Red Water Rex ~ 1964 Continental Championship
Continental Open Championship 1964
Red Water Rex Is Winner of the Title
By Hal Davis
Red Water Rex by Iwan Lotton
Red Water Rex catapulted himself into the national spotlight with a spectacular triumph over a record field of eighty starters to take the coveted Continental Open Championship in the 70th brilliant renewal of this glamour stake, often called the supreme test of bird dogs. Rex, a white and liver pointer dog, is owned by E. B. Alexander and W. T. Pruitt of Jackson, Miss, and was handled by Hoyle Eaton.
In the first series, Rex perambulated purposefully in one of the better and wider races of the stake. He hung out on the end of Eaton’s whistle blasts and majored in zeal throughout. He accosted but one bevy of quail in this hurried quest but he was something to remember on that one. It was near the end of his hour that he slammed into point far ahead and was a picture to deeply etch itself into one’s memory. His tail skyward, he seemed to be reaching his head higher than his tail, and in that position he remained until sent on. There was some fuming among some of the handlers whose dogs were left out, that a dog with only one find should be called back, but these judges were not office clerks with an adding machine to total the number of contacts, but lovers of a class dog who gave a good one his deserved chance, and the good one took full advantage of the chance, and proved them right.

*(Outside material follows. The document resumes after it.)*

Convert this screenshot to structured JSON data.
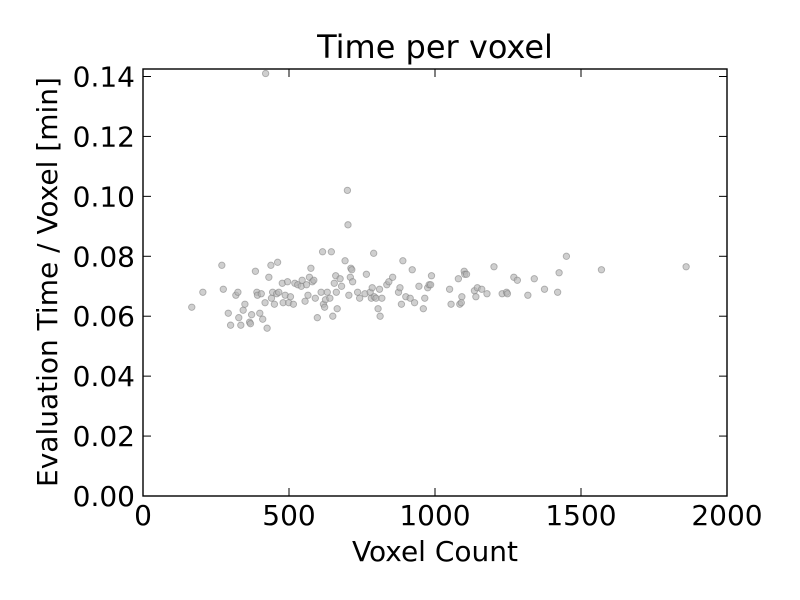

On Monday afternoon, January 25, of the second week of the trial came a first-year all-age dog in a hurry, as it came about, in an excited hurry, to join these other greats in the inner sanctorum. He was Red Water Rex, who has been on the fringe of greatness since his puppy form, but who arrived here with a big splash. Scoring eleven finds, most of them brilliantly executed, at a time when noted dogs were finding bird locations almost impossible, this stellar performer arrogantly raced onto the scene and gave one of the most brilliant manifestations of bird dog class. It was a grand opera performance and received the plaudits of all who saw it, and put his name on every tongue.
This was no mediocre dog. Everything he did, he did spectacularly, urgently. There were times when he stood barely able to restrain from charging in, it appeared, he never but once moved his feet until touched by Hoyle Eaton, and this time Eaton had shot leaves out of a tree that fell to the ground, then stopped to pick up his hat when nearly to the dog, that Rex took half a step toward his friend to meet him before being taken by the collar. There were times when he yipped impatiently for Eaton to hurry up and get up the birds he knew were there.
Never did a dog point more thrillingly, with a higher head and tail. His style is the very latest 1965 edition. He went to his birds boldly, confidently, some even charged recklessly. There are those detractors who said that he walked into birds. He never did it. Only one bevy jumped before he was stopped completely still, and that one was still several feet away. We grant that he probably should have stopped before he did on the one on the hill. He was in pointing position several times, cautiously stalking the wafting body scent in the wind on a hill on what, apparently, was running birds. Never once did Eaton caution the dog. Everything he did around game, he did on his own. “I feel that he will learn better that way,” said the Boonevill, Miss., professional.